Charm The Fury, The
The Sick, Dumb & Happy
Nuclear Blast Records/Universal Music Australia
Reviewed By Andrew McKaysmith
I was very fortunate to have the chance to chat over the phone to Caroline Westendorp (vox) & Mathijs Tieken (drums) one bright morning on the Sunshine Coast. While I am used to degrees of enthusiasm, what I copped from these two was a full frontal barrage of optimism, sheer happiness, and positive energy. They both were very congenial and the allocated 15 minutes was not nearly enough to discuss the creation of the brilliant The Sick, Dumb & Happy.

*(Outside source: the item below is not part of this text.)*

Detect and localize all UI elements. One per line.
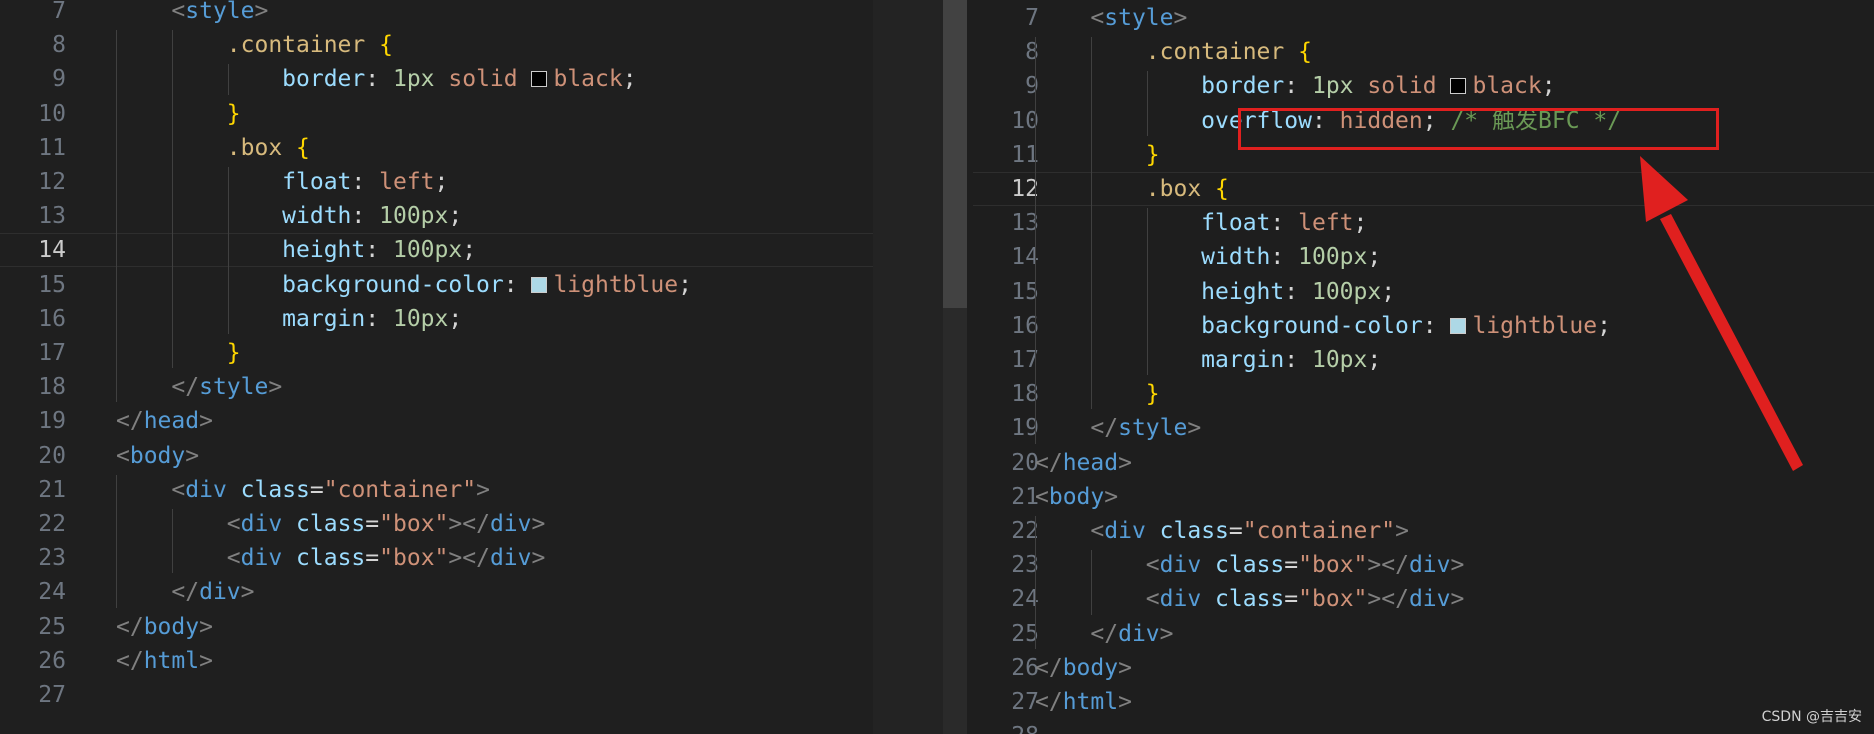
watermark: CSDN @吉吉安: [1761, 709, 1862, 725]
arrow-shaft: [1660, 214, 1803, 471]
arrow-head: [1640, 156, 1688, 222]
annotation-arrow: [1640, 156, 1803, 471]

I'd had an advance copy of The Sick, Dumb & Happy for a while prior to talking to the effervescent duo and I had only really glanced at it. The worst thing about the album is the garish cover artwork and I'm afraid that may put off the discerning metal aficionado as it certainly made me think twice about what lay beneath initially. Believe me, dive deeper, metal comrades, as The Sick, Dumb & Happy is almost as good as it gets in 2017.
Why is it so good? Westendorp adopts the very best of Philip Anslemo circa Vulgar Display of Power ('92) and Far Beyond Driven ('94), injecting it with an alluring feminine pop vocal. What sounds absurd on paper sounds perfect on The Sick, Dumb & Happy. Not sure how much of Tove Lo's Queen of the Clouds ('13) or Rihanna's Talk That Talk('10) Westendorp had been listening to or is inspired by, however the presence of these influences produces an outstandingly fresh vocal performance that balances beautifully the brutality of Anslemo's gravel-throated growl with the cocktails and dancefloor charisma of the Lo/Rihanna influence.
Tieken's percussive groove adds a bedrock similar to Ray Luzier's (KXM, Korn, David lee Roth) abundant flair matched with Hellhammer's (Mayhem, Arcturus among many others) dominant backbone.
I've no idea who the more prominent guitarist between the two is, however Rolf Perdok and Martijn Slegtenhorst have clearly studied the esteemed output of Dime and read the same manual that Josh Travis (Emmure) reads. These two produce riffs that sit deep in the pocket. No better example than "Down on the Ropes" with its "Cult of Personality" style earth-shattering verse riff. (Referencing Living Colour's brilliant Vivid ('88) album)
During my chat, there was much more than music to discuss with the pair. Disappointingly, some people still view females as less than worthy heavy metal artists according to Westendorp. "There is still a lot of sexism in the music industry. Security would often ask me 'What are you doing backstage?' or ask other band members to 'take this girl to somewhere else'. It's funny how you gets treated in the music industry as a girl. So, that is quite a challenge."
As an avid attendee of gigs in the '90s, my mates and I could best be described as socially awkward yet polite young fellows lacking confidence with the opposite sex. Without sounding crass, we could only wish there were ladies like Westendorp in the bands and in the crowd. I can't tell you how many gigs I have been to over the years where literally the only females in attendance were venue staff...
Get your head around The Sick, Dumb & Happy. It's a seriously worthy heavy metal odyssey.